We’ve been loading data into R in nearly every class, but we haven’t yet focused on the mechanics of doing this (I’ve been supplying the data and code to load it in). Now you’ll learn how to load in your own data.

Most of the data you load in will either be in comma separated values (.csv) or Excel format (.xls or .xlsx). Excel files and csv files are similar with an Excel file basically a “fancier” version of a csv file that allows you to have “markup” - such as colors, font formatting, cell borders - in addition to your data.

You can directly load in a csv file or Excel file from your computer (local file) or from a weblink (we’ve been loading data from my github site in most classes).

Load in a csv file

Let’s start by loading in a .csv file.

Go to our class website and right-click the link below in today’s notebook. Select “Save link as…” and then save this file as “Mauna_Loa” in a sub-folder “Data” within your “Lectures” folder for this class. Make sure you save it as a csv file

https://raw.githubusercontent.com/stahlm/stahlm.github.io/master/ENS_215/Data/Mauna_Loa_CO2.csv

Now navigate to the location where you saved the file and open it in Excel or a basic text editor (e.g. Notepad. Don’t use Microsoft Word). You’ll see how the data opens nicely in Excel or a text editor (you’ll notice that in the text editor there are commas separating the values).

Ok, so you’ve downloaded the data and save it to your computer. Now you’ll want to load it into R so you can start to use the data in your analysis.

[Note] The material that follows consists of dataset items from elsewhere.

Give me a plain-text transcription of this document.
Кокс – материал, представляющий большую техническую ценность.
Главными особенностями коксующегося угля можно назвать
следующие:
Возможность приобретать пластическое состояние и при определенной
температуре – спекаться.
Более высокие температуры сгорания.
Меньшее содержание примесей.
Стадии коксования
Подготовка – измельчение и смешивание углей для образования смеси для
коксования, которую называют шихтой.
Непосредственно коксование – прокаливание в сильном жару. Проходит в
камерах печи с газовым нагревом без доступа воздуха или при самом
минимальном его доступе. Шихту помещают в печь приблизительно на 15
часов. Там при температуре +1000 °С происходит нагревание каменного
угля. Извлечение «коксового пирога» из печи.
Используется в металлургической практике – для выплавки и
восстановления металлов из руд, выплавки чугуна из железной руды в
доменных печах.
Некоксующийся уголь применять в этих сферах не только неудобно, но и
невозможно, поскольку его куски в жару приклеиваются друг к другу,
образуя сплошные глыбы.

We’ll need to use the read_csv() function which is in the readr package. Let’s load in tidyverse which will load in readr (along with the many other packages in the tidyverse collection).

library(tidyverse)

Now to load in the data all we need to do is use the read_csv() function and point it to the file we want to load in. Remember we should always use relative paths. Since your current working directory is your “Lectures” folder we can start the file path at our “Lectures” folder. You should first check in your console that your working directory is in fact your “Lectures” folder - you do this by typing getwd(). If your working directory is not your “Lectures” folder then you should make sure to open you “Lectures” project (or ask me for help).

CO2_data <- read_csv("./Data/Mauna_Loa.csv")

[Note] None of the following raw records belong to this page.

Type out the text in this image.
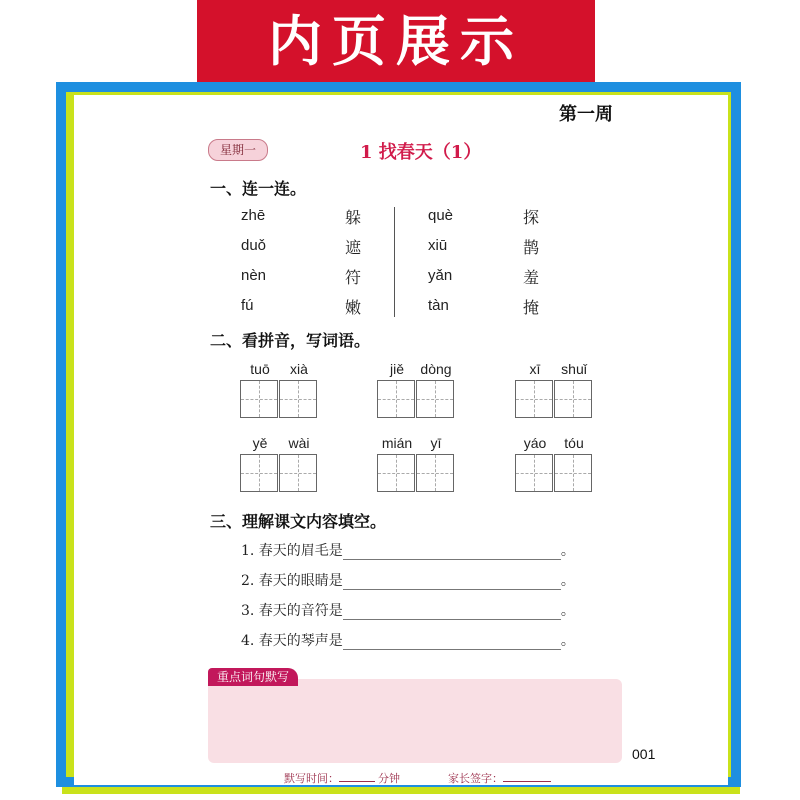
内页展示
第一周
星期一	1 找春天（1）
一、连一连。
zhē	躲
duǒ	遮
nèn	符
fú	嫩
què	探
xiū	鹊
yǎn	羞
tàn	掩
二、看拼音，写词语。
tuō	xià	jiě	dòng	xī	shuǐ
yě	wài	mián	yī	yáo	tóu
三、理解课文内容填空。
1. 春天的眉毛是	。
2. 春天的眼睛是	。
3. 春天的音符是	。
4. 春天的琴声是	。
重点词句默写
001
默写时间：	分钟	家长签字：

Your data should have been loaded into R and saved to the object CO2_data. As you can see R is smart and treats the first row as the column headers (variable names). Note that the ./ in your file path indicates that you want to begin your path in your current folder.

So now you know how to load in a csv file!

However, sometimes things are a bit less neat. For example you may have a file header at the top of your file. This head might have useful data (e.g. info about the data source) but you would like to skip the head when loading your data into R. This is easy to do.

First let’s save another csv version of the “Mauna_Loa” data. You should call this version “Mauna_Loa_with_header”. In this new version add several rows of header info (as seen in the image below) and resave the file (make sure you still save it as a csv).


You can see that now we would like to skip the first 4 rows (the ones with file header). To do this we simply specify how many rows we would like to skip

Mauna_loa <- read_csv("./Data/Mauna_Loa_with_header.csv", skip = 4)

Check the Mauna_loa data object to confirm that everything looks good.


Load in an xls or xlsx file

Loading in an Excel xls or xlsx file is essentially the same as loading in a csv file. However, we’ll first need to load in the readxl package which has the necessary functions.

library(readxl)

Let’s first save another copy of the Mauna_Loa data, this time saving it as an xlsx file that we’ll call “Mauna_Loa_excel_example”. You should move your data so that it isn’t in the top-left corner of the Excel file (we’ll do this to highlight some of the functionality of the read_xlsx() function).

You can see that in the image above, the top-left corner of my data is cell C8. The bottom-right (which you can’t see in the image) is in cell D679. The read_xlsx() function will always look in the left uppermost cell (i.e. A1) first unless you specify otherwise. Since our data starts elsewhere we’ll need to tell the function where to look, however this is very easy to do by simply specifying the range.

Mauna_loa_another_example <- read_xlsx("./Data/Mauna_Loa_excel_example.xlsx", range = "C8:D679")

There are lots of additional functionality that can be employed with the read_xlsx() function - including loading in data from different sheets (tabs) of the same file. A quick Google search will show you nice examples demonstrating these additional features.